Mayorga Rivas que tantas muestras de pesar ha dado por la desaparición de Molina, es acaso el más culpable de esa muerte. Sus muestras de dolor, son ecos del remordimiento que le muerde las entrañas. Mayorga Rivas le negó un pan a Molina, a cambio de lo mucho que este le sirvió, dándole prestigio y renombre a su diario. Mayorga Rivas echó a Molina de su mesa de trabajo en la redacción del Diario de El Salvador, cuando el poeta se hallaba más urgido de recursos, más acosado por las necesidades de la vida. Mayorga Rivas se comprometió, quizá condolido por su injusticia, a comprarle a Molina sus artículos semanalmente. Y le compró algunos. Pero luego le pareció pesada la carga y se negó a recibirle varios. Un día antes de su muerte, Molina fue a solicitarle diez pesos a Mayorga, a cambio de artículos, y este se negó a proporcionarle tan pequeña suma, rechazando con grosería a aquel doliente espíritu que valía mil veces más que su duro protector. Esa negativa quizá fue tan desconcertante para Molina, que lo decidió a suprimirse una vida ya odiosa por el quebrantamiento de su altivez. Los hondureños agradecidos, han visto las lágrimas y sollozos de Mayorga ante la pérdida de nuestro insigne poeta. Pero ignoraban que ese llanto es de remordimiento.

Cuando en la humilde sala mortuoria se ostentaba, sereno y apacible, el cadáver de Molina, rodeado de multitud de amigos sinceros y leales, llegó Mayorga, nervioso y compungido, dándose importancia de gran señor y protector, arrojó un billete de veinticinco pesos en manos de una persona amiga para que se invirtiera en los funerales. Luego salió en coche y fue a decir en los círculos sociales que había ido a encontrar un cuadro espantoso de miseria; que si él no da su dinero Molina no habría tenido ni velas en su última noche. Y daba a entender que él había sufragado todos los gastos. Afortunadamente, al poeta, ya cadáver, le sobró dinero, sus funerales fueron espléndidos. Sus compatriotas, sin vanos alardes, supieron cumplir su doloroso deber en aquellos momentos de angustia mortal. Y debemos agradecer la solicitud con que varios salvadoreños ayudaron a las fúnebres ceremonias, sin necesidad de súplicas ni requerimientos. Después de los funerales, quedó todavía una pequeña suma que le fue entregada a la digna compañera, viuda del poeta mártir.

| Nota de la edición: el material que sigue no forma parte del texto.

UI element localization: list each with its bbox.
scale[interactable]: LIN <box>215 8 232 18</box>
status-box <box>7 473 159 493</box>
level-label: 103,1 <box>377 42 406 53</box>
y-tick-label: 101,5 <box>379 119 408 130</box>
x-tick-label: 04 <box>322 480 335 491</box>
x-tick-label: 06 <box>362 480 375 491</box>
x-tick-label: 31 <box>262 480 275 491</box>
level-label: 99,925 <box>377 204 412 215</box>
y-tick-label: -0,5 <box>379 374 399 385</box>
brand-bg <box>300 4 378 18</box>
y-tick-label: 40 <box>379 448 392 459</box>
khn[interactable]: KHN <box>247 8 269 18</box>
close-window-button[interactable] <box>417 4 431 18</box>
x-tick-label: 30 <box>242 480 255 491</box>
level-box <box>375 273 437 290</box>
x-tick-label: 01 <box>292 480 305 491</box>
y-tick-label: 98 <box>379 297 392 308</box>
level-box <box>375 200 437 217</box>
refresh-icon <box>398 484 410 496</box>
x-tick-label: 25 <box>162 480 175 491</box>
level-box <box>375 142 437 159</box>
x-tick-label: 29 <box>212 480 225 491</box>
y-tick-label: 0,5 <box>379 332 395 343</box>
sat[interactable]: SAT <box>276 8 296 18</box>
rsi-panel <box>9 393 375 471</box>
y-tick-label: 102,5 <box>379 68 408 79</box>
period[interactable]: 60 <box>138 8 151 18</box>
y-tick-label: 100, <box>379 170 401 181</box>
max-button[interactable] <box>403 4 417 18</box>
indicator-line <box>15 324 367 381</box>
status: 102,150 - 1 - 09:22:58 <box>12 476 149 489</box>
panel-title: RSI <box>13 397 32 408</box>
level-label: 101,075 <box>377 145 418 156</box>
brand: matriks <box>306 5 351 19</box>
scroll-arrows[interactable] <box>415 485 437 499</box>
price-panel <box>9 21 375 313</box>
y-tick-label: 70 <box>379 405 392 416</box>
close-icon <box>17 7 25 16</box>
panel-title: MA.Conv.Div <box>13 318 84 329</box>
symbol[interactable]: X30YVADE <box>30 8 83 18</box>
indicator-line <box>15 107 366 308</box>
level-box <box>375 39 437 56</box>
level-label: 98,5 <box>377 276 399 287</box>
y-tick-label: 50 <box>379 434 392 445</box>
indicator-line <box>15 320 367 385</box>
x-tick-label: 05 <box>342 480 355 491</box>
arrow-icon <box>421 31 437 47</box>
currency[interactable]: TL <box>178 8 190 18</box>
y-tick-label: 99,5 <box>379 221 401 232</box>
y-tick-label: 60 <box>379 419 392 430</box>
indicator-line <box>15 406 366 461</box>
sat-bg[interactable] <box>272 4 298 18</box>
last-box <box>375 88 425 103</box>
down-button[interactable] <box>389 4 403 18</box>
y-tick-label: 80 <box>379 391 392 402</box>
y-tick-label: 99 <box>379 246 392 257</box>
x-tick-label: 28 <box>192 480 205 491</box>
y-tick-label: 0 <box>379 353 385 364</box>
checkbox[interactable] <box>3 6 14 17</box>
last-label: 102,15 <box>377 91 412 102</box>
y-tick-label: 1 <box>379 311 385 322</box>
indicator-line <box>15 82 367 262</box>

El país suele ser indiferente ante el sacrificio de sus grandes hombres. Comprende lo que valen solo cuando lamenta su desaparición. Como Molina han desaparecido otros, en silencio. Y el olvido implacable los envuelve en sus negros cendales. Continuará el sacrificio, tal vez. Raro es que el verdadero mérito literario alcance las eminencias en la lucha por la vida. En tanto, los mediocres hombres de letras que nada producen o que cosechan frágiles frutos, han de solazarse en las cumbres como triunfadores excelsos, orgullosos de ocupar el puesto que corresponde a los caídos, sacrificados, preferidos y olvidados. Pero ya comienza la hora de la justicia. El doctor Bertrand no ve con desdén a los productores mentales de su patria, antes bien sabe colocarlos en donde puedan brillar y recibir los estímulos que merecen.